Data > Data Processing
Data Processing
One of the biggest problems for the lodging industry of Korea is that there is not much historical data available at this time. In fact, it is true that skepticism about past data is spreading across industries, as the market environment changes faster and unexpected things happen more frequently. However, it is also true that the importance of historical data in the lodging industry is growing.
Table of Contents
1. Significance of Time-Series Data
Historical data becomes useful, only when it helps to address the uncertainty for the future. In the case of the lodging industry, its nature has not changed over time despite such a long history since it started in BC. It is to rent a place on a daily basis to those who are looking for a place to stay away from home in return for a certain amount of money. What has changed is that the size of the lodging industry is much larger now.
The lodging industry, which has maintained a nature for a long time, has accumulated vast amounts of data from vast samples, which reveal two important facts that are still valid.
  1. The volatility of cash flows has been repeated in a certain pattern. However, the period and amplitude of volatility vary by market. In other words, although the causes of such volatility are relatively clear, the influence of each varies by market.
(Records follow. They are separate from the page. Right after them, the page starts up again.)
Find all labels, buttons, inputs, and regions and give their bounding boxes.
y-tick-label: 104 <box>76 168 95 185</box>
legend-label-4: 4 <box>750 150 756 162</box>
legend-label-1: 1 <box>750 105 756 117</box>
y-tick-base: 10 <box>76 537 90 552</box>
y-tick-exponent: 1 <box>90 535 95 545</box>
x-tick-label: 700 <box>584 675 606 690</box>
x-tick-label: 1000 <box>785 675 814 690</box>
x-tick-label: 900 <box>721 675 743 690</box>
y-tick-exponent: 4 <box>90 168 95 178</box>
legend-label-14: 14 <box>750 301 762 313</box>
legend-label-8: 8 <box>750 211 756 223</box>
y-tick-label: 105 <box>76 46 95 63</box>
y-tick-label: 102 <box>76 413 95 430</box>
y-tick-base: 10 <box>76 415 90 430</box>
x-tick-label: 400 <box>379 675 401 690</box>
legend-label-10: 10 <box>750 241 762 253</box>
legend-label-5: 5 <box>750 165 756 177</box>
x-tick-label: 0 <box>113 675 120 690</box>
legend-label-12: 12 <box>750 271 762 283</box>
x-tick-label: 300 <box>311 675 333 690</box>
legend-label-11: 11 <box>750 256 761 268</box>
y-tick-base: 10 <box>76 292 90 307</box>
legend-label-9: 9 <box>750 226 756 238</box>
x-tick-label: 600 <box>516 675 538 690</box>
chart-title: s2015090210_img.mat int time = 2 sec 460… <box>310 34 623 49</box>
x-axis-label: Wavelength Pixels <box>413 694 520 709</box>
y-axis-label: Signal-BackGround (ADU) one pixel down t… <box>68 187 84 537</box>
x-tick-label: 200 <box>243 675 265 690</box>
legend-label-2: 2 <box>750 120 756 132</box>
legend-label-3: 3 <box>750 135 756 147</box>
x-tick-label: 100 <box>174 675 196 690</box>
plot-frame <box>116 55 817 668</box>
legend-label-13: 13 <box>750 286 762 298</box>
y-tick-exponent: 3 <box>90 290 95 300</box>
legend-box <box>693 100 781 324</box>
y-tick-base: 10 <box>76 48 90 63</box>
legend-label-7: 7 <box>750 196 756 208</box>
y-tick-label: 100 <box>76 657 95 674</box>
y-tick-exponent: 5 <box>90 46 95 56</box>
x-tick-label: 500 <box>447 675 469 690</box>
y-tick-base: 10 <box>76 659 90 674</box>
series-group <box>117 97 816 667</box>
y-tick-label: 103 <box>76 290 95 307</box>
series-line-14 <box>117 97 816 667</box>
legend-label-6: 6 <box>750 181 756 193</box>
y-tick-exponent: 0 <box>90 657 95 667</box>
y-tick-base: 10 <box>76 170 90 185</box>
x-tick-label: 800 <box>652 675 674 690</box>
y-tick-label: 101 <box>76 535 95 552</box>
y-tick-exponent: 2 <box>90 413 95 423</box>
As such, historical data could provide implications for the patterns of volatility for the the future.
  2. There has been a consistent way of survival throughout dynamic changes. The secret lies in quickly absorbing the paradigm that dominated each era and applying it to the industry. The development of a structured value chain out of the manufacturing industry’s mass production paradigm is an example.
2. Lodging Industry Statistics in Korea
The lodging industry of Korea today is based on Western-style 'hotels' introduced during Japanese occupation. It was in the 1960s when we started to build hotels by ourselves, and in the 1970s when it started to take shape as an 'industry' along with privatization. In other words, it might have been difficult to accumulate statistical data, and in fact, the database of the Korean lodging industry is still thin compared to the size of the industry.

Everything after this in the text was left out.